Jó na montanha
Jó encontrava-se desesperado. Um grande vento causou a morte de seus filhos e de seus animais e destruiu sua casa e suas plantações. E ainda, uma chaga passou a tomar conta de todo o seu corpo. Sentado numa pedra, Jó se lamentava, chorava e se coçava insistentemente com o que tinha na mão.
Entra sua mulher inconformada.
- Mulher: Maldito tu és, Jó! Você atraiu todas essas pragas que nos atingiram neste dia. Nossos filhos, todos mortos! Quem jamais perdeu tudo num só dia?! Sim, és maldito! Faça agora um favor e se mate para que não venha mais maldições sobre este lugar! Maldito foi o dia em que te conheci e gerei teus filhos.
- Jó: Humilhado estou e triste até a morte. Não entendo o que fiz ao Criador para receber tamanho castigo. Sim, morrer é melhor que viver. Irei me lançar do pico daquela montanha para que minha vida se vá e cesse toda essa maldição. Sem demora irei.
Jó, a caminho da montanha, encontra seu amigo, Laico.
- Laico: Ah Jó, para onde vais?! Soube das más notícias. Que tragédia! Mas o que faz sozinho aqui? Deixe-me abraçá-lo.
- Jó: Solte-me Laico, preciso seguir o meu caminho. Um vento do Senhor levou tudo o que eu tinha e agora ao vento me lançarei a partir do pico daquela montanha.
- Laico: Oh Jó, não digas assim! Não faças tal! Ainda respiras e estás de pé. Ainda ouves e falas. Consegues me ver e estás lúcido. Há muita vida ainda em ti. Não faças tal coisa, ainda que a dor seja tanta!
- Jó: Da vida não quero mais nada. Comer, beber, dormir, enxergar, andar… do que adianta se minha alma está esquartejada, cega, muda e morta? Deixe-me seguir meu caminho, Laico.
Laico permanece estático em seu lugar e Jó prossegue em seu caminho. Próximo ao pé da montanha, Jó encontra um segundo amigo, Lázaro.
- Lázaro: Ai Jó, que dor! Que tragédia! Triste é a vida, sim, tristíssima. E és um homem tão bom, tão justo, tão correto! Quando estive caído como morto naquela estrada, foi você que me levantou e cuidou de mim. Deixou-me sob os cuidados de seus filhos em sua casa. E agora, tudo se foi! Não pode ser, Jó!
- Jó: Lázaro, bom amigo. Guarde suas lágrimas para quem ainda pode ser digno de misericórdia, pois o meu caso não vale ser mencionado ou lembrado para que não traga dor a quem ouve. Esqueça de mim, do meu nome e da minha família. Para o seu bem.
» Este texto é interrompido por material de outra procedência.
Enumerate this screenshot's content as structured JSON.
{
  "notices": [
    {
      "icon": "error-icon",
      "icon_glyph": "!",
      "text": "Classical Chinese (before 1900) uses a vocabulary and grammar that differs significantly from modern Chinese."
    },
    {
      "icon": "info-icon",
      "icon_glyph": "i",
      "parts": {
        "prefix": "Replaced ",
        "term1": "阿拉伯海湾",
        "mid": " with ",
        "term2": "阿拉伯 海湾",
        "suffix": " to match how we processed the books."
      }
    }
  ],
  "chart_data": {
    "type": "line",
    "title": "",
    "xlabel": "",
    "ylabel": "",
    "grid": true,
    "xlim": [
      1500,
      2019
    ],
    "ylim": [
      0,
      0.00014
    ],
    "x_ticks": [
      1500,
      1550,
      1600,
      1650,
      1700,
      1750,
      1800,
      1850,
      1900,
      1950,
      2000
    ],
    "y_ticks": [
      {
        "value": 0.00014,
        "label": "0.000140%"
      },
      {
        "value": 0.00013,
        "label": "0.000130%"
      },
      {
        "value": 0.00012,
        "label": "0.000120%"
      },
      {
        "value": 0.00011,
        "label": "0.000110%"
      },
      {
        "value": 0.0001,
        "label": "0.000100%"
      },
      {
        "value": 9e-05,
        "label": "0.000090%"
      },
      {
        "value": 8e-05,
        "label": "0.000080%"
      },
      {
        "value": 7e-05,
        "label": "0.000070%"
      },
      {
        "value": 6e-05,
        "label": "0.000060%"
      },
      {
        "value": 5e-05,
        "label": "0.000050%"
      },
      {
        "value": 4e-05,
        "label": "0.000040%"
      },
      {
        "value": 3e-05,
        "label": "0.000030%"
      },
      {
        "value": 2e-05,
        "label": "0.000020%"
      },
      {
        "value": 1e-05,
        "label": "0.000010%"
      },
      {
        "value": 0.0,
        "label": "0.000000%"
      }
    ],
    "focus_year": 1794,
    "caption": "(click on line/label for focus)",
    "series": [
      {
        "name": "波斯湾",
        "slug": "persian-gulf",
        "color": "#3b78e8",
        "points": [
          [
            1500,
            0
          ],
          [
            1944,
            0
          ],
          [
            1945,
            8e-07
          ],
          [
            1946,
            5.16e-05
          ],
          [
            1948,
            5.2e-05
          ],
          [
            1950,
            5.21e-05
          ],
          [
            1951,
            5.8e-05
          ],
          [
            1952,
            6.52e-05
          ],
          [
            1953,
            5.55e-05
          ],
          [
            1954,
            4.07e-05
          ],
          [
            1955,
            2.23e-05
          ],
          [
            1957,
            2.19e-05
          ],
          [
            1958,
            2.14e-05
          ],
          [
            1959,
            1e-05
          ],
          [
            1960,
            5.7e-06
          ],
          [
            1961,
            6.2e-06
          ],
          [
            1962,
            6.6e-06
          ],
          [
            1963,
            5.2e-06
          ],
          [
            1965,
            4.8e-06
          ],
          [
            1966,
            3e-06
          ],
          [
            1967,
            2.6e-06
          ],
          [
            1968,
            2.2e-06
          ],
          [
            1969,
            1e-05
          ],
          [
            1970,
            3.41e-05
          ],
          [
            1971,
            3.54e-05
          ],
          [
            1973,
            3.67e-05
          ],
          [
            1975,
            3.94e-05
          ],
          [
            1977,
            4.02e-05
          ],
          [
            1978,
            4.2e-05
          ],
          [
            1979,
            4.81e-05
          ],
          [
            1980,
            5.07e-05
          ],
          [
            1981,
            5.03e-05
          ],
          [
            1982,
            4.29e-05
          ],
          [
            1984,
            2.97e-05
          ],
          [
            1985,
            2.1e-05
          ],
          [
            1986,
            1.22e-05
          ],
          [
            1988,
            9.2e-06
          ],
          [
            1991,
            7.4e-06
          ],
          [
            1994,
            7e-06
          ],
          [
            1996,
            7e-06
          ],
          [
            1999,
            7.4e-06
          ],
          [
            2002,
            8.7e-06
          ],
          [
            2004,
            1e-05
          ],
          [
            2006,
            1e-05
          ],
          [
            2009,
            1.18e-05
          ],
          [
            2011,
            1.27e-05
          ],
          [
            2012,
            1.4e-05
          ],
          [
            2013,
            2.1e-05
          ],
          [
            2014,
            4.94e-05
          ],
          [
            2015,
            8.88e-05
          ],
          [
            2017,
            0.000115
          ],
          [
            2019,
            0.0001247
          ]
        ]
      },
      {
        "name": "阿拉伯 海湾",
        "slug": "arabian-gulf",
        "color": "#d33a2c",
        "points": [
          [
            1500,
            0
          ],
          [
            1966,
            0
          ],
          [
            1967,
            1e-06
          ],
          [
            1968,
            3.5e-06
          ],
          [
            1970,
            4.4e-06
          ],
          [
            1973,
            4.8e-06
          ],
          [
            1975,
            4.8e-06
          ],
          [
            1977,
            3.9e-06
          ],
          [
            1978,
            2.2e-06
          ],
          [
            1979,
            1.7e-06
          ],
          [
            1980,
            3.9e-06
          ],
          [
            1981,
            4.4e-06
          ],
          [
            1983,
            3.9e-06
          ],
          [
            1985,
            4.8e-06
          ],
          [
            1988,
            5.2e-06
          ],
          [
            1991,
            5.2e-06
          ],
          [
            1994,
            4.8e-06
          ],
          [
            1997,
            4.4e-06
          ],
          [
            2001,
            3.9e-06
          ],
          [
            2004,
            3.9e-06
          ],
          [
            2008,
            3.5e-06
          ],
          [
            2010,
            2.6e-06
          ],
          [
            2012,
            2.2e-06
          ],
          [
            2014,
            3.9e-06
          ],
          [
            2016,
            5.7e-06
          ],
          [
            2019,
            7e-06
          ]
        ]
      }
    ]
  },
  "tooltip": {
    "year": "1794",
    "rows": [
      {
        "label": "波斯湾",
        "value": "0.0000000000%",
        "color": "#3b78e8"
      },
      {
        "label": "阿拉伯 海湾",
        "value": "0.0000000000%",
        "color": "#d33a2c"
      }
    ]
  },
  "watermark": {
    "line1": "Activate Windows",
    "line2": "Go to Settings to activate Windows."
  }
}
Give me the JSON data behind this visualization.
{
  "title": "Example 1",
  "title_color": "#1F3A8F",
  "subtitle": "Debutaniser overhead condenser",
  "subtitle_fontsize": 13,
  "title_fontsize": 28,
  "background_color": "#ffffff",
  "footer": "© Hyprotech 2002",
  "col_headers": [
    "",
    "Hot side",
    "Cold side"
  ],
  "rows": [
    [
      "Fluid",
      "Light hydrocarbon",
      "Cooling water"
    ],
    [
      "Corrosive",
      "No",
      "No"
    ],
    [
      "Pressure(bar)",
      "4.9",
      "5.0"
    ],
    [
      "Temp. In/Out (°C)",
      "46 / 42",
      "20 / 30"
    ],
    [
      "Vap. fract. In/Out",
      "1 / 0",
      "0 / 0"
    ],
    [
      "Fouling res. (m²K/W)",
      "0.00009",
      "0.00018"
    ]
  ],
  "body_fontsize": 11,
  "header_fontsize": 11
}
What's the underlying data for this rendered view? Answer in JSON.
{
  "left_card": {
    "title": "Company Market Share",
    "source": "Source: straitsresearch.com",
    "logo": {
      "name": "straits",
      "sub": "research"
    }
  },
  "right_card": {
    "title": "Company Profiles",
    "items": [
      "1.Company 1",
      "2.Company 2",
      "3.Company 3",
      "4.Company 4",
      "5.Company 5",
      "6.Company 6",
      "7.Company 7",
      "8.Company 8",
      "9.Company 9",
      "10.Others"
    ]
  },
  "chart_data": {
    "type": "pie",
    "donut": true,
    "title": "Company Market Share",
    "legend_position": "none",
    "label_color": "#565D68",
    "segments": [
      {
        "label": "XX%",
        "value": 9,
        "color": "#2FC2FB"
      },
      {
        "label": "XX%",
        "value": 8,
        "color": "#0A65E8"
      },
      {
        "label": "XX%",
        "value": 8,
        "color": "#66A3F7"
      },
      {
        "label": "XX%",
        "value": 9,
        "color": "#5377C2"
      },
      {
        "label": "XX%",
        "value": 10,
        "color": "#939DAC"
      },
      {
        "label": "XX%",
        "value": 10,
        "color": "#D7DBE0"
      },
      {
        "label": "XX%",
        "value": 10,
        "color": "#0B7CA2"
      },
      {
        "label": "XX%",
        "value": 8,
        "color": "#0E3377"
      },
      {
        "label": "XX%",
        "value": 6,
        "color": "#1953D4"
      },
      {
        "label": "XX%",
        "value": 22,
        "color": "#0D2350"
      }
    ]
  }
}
- Lázaro: Jó, permita-me cuidar de você como cuidaste de mim. Permita-me abrigá-lo em minha casa como um dia me acolheste na sua. Sou teu servo Jó, tens a minha vida se quiseres!
- Jó: Não, Lázaro. Não permita que a maldição que caiu sobre mim chegue perto de ti e de seus filhos. Deixe-me, Lázaro, deixe-me.
Jó segue sua subida à montanha e chega até o topo. Lá, encontra Satanás a sua espera.
- Satanás: Jó, o que pretendes fazer aqui? Vim como um raio ao saber o que disseste a sua mulher. Jó, não cometas tal ato!
- Jó: Tens a forma como de um animal do campo mas fala como um de meus amigos. Quem és?
- Satanás: Ah Jó! Assim como a ti também perdi tudo num só dia. Perdi minhas asas de anjo, minha casa, meu reino, meus amigos. Tudo em um momento acabou. Mas veja, até para um filho da rebeldia como eu houve misericórdia. E no meu caso, havia culpa em minhas mãos. Mas mesmo assim, o Criador não me matou, poupou a minha vida; e ainda, me lançou numa terra formosa cheia de gostosuras. Acredite Jó, ainda podes viver uma boa vida, mesmo deformado, mesmo sendo outro. Você terá apenas que aceitar que não és mais o mesmo. Venha comigo, conheço como é ser castigado duramente pelo Criador, mas prometo que há ainda uma boa vida para você.
Jó decide ir com Satanás, que o leva a uma grande floresta para viver junto aos animais selvagens.